Serge Coosemans
Serge Coosemans
Blogueur
Opinion

06/11/17 à 09:41 - Mise à jour à 09:50

Fahrenheit 37°2 le matin

Cette semaine encore, l'ambiance n'est pas à la rigolade mais à l'effroi. En cause, ce nouvel ordre moral qui entendrait faire disparaître Roman Polanski et Kevin Spacey de la surface de la Terre avant même qu'ils ne soient jugés pour leurs délits. Bonnes baguettes et autodafés, c'est le Crash Test S03E10.

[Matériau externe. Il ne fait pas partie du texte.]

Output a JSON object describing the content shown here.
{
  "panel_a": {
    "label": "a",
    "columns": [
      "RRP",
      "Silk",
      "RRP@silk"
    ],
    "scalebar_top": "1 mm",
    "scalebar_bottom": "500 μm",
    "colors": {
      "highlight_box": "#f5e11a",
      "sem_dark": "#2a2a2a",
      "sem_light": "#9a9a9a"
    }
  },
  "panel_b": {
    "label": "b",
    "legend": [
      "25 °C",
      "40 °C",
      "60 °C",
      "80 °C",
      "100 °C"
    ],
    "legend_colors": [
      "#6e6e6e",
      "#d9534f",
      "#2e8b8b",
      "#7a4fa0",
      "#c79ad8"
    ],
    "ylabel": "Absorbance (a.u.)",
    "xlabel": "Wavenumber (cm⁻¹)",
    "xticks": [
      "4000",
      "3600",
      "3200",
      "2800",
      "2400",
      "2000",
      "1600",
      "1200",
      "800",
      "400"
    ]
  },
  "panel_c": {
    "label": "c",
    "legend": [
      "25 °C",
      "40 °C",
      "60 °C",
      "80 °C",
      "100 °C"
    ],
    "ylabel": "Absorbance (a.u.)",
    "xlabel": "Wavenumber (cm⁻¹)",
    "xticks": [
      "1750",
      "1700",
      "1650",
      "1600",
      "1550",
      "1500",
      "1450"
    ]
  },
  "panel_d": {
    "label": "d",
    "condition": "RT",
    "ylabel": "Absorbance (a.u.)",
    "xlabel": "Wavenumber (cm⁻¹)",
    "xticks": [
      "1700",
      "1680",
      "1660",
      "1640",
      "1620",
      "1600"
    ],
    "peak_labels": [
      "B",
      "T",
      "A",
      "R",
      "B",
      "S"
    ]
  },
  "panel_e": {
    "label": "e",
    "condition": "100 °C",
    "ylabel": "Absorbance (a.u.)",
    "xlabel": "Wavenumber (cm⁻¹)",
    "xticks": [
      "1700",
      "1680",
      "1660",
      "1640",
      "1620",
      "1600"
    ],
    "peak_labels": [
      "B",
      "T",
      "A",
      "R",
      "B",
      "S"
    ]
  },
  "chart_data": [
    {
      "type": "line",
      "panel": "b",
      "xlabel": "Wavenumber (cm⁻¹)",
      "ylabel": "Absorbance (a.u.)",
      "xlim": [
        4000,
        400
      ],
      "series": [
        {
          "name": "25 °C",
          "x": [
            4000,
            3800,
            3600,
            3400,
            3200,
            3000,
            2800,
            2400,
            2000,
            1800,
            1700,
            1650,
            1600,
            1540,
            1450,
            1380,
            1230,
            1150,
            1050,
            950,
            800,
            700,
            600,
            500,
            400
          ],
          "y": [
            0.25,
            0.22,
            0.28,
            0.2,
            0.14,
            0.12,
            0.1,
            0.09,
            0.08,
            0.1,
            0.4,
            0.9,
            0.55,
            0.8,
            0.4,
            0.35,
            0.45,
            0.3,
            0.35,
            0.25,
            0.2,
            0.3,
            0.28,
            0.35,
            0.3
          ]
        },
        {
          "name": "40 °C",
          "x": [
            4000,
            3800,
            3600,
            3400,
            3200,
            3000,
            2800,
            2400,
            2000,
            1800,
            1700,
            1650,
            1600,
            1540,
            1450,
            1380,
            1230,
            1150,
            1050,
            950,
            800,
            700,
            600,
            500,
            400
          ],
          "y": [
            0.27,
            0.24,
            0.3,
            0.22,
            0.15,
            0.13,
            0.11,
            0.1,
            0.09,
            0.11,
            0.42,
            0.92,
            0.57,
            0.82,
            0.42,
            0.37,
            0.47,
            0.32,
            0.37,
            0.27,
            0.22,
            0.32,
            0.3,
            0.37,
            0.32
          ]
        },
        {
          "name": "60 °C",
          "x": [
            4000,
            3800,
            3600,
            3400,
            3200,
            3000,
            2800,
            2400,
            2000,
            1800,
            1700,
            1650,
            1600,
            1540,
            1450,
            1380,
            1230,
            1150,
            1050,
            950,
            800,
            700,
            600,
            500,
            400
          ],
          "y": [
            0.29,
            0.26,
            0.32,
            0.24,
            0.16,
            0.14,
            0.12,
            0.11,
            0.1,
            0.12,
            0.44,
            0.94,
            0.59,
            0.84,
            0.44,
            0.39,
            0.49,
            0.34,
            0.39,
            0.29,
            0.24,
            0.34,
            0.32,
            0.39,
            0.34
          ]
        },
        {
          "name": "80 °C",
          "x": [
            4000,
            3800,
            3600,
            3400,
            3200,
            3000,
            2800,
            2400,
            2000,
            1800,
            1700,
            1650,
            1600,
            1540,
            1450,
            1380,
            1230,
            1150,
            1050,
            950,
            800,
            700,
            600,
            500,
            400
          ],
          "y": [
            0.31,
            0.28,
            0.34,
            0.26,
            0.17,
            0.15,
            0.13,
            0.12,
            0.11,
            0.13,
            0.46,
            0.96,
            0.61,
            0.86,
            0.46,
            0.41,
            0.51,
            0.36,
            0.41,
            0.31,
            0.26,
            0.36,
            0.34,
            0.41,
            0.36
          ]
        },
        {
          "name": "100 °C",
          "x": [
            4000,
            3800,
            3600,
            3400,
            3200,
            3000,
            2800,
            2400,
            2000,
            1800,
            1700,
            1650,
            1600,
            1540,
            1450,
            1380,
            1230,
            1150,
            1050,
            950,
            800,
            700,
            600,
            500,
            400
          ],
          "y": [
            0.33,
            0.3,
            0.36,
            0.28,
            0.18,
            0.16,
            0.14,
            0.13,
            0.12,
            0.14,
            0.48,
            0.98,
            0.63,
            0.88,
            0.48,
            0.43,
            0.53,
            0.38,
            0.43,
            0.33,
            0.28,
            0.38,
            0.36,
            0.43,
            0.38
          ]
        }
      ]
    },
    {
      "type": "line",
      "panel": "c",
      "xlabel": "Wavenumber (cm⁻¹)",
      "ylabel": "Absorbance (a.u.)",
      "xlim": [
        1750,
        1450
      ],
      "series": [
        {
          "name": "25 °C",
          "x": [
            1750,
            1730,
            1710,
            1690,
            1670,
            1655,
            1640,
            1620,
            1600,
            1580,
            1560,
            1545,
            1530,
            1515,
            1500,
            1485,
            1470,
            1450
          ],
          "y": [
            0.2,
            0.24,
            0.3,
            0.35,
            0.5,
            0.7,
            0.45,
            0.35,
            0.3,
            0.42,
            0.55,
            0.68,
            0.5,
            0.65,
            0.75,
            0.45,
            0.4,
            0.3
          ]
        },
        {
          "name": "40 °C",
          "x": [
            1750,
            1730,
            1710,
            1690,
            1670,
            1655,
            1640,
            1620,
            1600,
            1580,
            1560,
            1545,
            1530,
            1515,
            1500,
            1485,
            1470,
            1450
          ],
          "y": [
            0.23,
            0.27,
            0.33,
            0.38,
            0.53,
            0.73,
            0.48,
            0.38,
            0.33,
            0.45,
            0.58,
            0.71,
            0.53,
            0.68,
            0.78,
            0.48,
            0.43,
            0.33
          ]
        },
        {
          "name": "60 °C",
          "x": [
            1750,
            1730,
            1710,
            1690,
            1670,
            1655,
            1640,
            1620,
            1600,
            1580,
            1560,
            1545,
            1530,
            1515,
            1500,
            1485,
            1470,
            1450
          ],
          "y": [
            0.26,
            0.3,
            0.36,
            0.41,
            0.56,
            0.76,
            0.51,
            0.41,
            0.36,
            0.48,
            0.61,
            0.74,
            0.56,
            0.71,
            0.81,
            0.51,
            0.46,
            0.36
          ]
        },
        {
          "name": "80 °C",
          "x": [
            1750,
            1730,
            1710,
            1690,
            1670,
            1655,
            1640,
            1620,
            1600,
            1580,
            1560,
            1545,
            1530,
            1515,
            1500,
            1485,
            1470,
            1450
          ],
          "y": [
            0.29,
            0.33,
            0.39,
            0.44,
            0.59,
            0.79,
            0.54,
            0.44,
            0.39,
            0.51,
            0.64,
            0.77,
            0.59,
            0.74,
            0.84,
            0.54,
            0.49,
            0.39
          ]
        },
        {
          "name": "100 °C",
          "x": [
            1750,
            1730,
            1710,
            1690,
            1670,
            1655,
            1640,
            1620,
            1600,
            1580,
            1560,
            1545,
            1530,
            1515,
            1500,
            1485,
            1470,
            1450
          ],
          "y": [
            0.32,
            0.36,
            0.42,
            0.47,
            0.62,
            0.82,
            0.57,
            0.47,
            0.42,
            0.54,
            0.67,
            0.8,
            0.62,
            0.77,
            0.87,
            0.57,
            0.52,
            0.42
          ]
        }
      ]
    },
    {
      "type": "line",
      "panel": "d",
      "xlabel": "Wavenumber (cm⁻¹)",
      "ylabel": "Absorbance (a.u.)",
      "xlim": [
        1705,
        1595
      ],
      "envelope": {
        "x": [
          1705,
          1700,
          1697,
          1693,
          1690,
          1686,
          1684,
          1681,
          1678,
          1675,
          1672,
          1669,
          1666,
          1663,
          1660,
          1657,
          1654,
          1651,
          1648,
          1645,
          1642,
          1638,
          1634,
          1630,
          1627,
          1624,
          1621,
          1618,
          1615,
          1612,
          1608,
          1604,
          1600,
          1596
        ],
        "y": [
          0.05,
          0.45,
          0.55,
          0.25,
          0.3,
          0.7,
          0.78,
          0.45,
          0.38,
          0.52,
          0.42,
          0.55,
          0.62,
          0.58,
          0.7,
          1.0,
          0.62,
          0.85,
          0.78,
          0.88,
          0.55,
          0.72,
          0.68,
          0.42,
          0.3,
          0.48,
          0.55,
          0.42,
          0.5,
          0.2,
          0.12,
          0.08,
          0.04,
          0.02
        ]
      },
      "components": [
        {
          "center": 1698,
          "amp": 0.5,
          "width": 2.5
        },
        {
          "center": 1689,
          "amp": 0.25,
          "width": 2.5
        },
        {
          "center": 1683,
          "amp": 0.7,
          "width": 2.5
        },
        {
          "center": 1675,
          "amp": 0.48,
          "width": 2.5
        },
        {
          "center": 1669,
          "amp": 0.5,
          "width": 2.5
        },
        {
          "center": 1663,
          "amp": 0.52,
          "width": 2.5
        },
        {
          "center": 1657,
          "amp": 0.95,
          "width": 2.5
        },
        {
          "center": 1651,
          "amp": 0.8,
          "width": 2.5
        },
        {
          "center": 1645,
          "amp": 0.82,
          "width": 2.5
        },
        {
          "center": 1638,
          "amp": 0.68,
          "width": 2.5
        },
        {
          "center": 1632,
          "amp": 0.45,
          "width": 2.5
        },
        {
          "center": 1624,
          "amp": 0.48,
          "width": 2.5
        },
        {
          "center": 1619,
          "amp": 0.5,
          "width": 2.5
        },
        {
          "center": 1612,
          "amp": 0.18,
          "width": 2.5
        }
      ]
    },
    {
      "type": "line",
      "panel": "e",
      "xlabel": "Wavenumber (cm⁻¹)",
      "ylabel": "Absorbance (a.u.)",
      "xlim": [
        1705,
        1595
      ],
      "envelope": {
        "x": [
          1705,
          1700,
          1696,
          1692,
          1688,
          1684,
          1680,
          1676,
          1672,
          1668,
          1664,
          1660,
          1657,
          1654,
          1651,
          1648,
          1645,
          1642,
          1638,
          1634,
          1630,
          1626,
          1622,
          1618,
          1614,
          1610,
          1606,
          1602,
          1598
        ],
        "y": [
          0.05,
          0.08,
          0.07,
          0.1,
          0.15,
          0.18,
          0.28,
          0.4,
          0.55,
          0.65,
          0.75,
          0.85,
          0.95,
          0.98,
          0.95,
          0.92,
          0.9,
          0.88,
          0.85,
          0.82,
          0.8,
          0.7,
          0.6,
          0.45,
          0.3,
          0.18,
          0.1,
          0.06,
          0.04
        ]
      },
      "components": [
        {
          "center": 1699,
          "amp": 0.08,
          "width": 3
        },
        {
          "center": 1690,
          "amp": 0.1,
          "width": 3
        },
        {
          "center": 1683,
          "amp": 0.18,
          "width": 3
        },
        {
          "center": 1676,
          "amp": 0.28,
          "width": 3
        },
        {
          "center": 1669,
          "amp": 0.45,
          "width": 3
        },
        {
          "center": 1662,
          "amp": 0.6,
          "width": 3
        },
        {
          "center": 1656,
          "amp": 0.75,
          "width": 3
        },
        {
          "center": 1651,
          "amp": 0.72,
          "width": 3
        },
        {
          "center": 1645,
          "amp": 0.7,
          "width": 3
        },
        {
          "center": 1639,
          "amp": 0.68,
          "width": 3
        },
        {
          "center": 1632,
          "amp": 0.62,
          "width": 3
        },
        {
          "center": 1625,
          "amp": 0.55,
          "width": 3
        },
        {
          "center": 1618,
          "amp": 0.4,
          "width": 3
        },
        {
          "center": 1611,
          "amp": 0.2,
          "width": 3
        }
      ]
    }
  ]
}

Il faut être un peu taré.e, non, pour se réjouir du suicide d'une série télévisée respectable et chercher à interdire une rétrospective de films de Roman Polanski? Que Kevin Spacey et Roman Polanski refoulent grave du trognon est une chose, de plus en plus indiscutable d'ailleurs. Mais tout simplement annuler House of Cards, c'est autre chose: à la fois un sommet de l'hypocrisie contemporaine et du pur foutage de gueule. Après tout, comme je l'ai vu passer sur Twitter, il ne serait que logique de lourder Spacey par un tour de passe-passe scénaristique et que le premier rôle soit désormais tenu, jusqu'à la fin naturelle de la série, par Robin Wright. Quant à commencer à penser cramer des films comme Le Locataire, Chinatown et Répulsion, parce que l'on ne pourrait plus dissocier "l'homme de l'artiste", c'est d'une dinguerie dystopique et fondamentaliste hallucinante: Fahrenheit 37°2 le matin, du nom de la petite fièvre féminazie matinale bien connue qui fait perdre tout sens des proportions. Cinglé au point que même Nicolas Bedos en a oublié d'être con, prenant le temps d'une chronique pour The Huffington Post de clairement poser une salve de questions aussi simples qu'importantes: "(...) n'est-on pas libre de regarder les films, d'écouter les chansons ou de lire les livres d'hommes et de femmes ayant fait preuve d'un comporteme...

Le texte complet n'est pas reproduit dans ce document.